A 73-year-old ex-smoker with a history of hyperlipemia and triple-by-coronary pacemaker surgery 11 years earlier was admitted to the hospital with dyspnea and angina on mild exertion for one month.
For this reason, coronary angiography was performed by cardiac catheterization, which showed a coronary disease of three vessels with non-revascularizable obstruction of the saphenous vein graft to marginal obtuse.
Prior to the procedure, the patient was under antiplatelet therapy and had moderate renal insufficiency (creatinine clearance mg/dl) that did not contraindicate the study.
From the time the patient presented a general syndrome with anorexia and anorexia. The laboratory analysis performed two weeks later showed worsening of renal function, with creatinine 7.5 mg/dlES and acute cardiac catheterization with suspected asthenia C.

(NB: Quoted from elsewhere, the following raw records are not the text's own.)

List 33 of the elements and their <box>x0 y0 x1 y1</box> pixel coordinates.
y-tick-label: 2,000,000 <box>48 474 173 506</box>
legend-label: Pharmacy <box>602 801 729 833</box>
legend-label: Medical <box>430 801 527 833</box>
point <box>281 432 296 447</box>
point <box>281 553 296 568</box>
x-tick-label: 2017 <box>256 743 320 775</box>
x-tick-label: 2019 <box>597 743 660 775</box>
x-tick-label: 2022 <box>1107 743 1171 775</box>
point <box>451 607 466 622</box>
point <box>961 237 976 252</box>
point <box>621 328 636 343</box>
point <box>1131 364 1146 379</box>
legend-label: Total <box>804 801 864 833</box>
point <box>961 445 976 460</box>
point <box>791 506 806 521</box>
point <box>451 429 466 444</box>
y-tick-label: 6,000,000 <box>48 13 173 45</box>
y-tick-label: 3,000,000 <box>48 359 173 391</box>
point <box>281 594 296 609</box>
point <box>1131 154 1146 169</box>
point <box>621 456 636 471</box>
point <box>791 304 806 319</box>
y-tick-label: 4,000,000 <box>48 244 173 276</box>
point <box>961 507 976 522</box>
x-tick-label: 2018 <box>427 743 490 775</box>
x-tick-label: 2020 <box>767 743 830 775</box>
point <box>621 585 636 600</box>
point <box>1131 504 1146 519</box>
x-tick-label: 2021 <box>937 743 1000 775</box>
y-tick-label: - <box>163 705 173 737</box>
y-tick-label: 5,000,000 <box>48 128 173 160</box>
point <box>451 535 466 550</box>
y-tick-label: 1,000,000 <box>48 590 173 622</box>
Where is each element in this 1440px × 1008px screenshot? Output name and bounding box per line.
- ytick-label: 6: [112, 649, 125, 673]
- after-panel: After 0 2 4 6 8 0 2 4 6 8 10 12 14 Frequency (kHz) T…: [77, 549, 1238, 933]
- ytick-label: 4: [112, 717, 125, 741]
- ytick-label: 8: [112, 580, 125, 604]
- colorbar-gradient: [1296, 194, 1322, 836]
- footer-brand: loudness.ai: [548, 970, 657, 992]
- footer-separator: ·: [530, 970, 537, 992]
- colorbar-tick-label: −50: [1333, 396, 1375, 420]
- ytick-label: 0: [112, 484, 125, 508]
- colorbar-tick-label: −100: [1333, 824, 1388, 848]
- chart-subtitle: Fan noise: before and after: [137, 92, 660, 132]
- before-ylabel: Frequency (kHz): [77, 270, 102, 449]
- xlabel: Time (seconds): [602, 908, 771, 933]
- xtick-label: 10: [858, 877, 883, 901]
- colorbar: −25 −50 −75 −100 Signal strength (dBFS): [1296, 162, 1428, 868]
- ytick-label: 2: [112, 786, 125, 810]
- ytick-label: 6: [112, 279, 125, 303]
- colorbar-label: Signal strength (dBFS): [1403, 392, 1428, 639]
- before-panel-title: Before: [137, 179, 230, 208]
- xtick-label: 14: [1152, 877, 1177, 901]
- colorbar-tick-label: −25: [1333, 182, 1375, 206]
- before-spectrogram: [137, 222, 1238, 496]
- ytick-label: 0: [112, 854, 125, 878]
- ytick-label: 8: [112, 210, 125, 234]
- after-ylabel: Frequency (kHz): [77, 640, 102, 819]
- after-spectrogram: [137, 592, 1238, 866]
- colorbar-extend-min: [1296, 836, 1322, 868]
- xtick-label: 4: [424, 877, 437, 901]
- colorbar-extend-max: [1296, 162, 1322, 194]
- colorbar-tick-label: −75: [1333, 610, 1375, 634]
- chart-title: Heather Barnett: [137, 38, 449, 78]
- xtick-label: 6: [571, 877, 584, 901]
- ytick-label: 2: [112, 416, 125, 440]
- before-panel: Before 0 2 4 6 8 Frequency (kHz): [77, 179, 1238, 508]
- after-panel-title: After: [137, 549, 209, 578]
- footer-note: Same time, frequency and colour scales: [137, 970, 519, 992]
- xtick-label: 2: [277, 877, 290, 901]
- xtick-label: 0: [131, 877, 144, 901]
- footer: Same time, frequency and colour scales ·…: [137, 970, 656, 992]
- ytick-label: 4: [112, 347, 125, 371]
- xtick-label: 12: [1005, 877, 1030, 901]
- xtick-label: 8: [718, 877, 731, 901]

Due to the progressive increase in creatinine, he required hemodialysis, and as new signs appeared purple spots in the lateral area of the foot (livid reticularis) whose biopsy did not reveal cholesterol emboli.
Cholesterol deficiency was observed in four branches at 40 days, for fundus examination, located in the left eye and visual acuity (VA) was 0.8 in both eyes, intraocular pressure (IOP) was 13 mm.
Subsequently, the patient presented heart failure, accompanied by signs and symptoms of acute peripheral ischemia, worsening of the general condition and progressive obtundation until his death 73 days after the coronary angiography.
At necropsy numerous cholesterol emboli were observed in vascular structures of thyroid, pancreas, heart, spleen, liver and kidneys.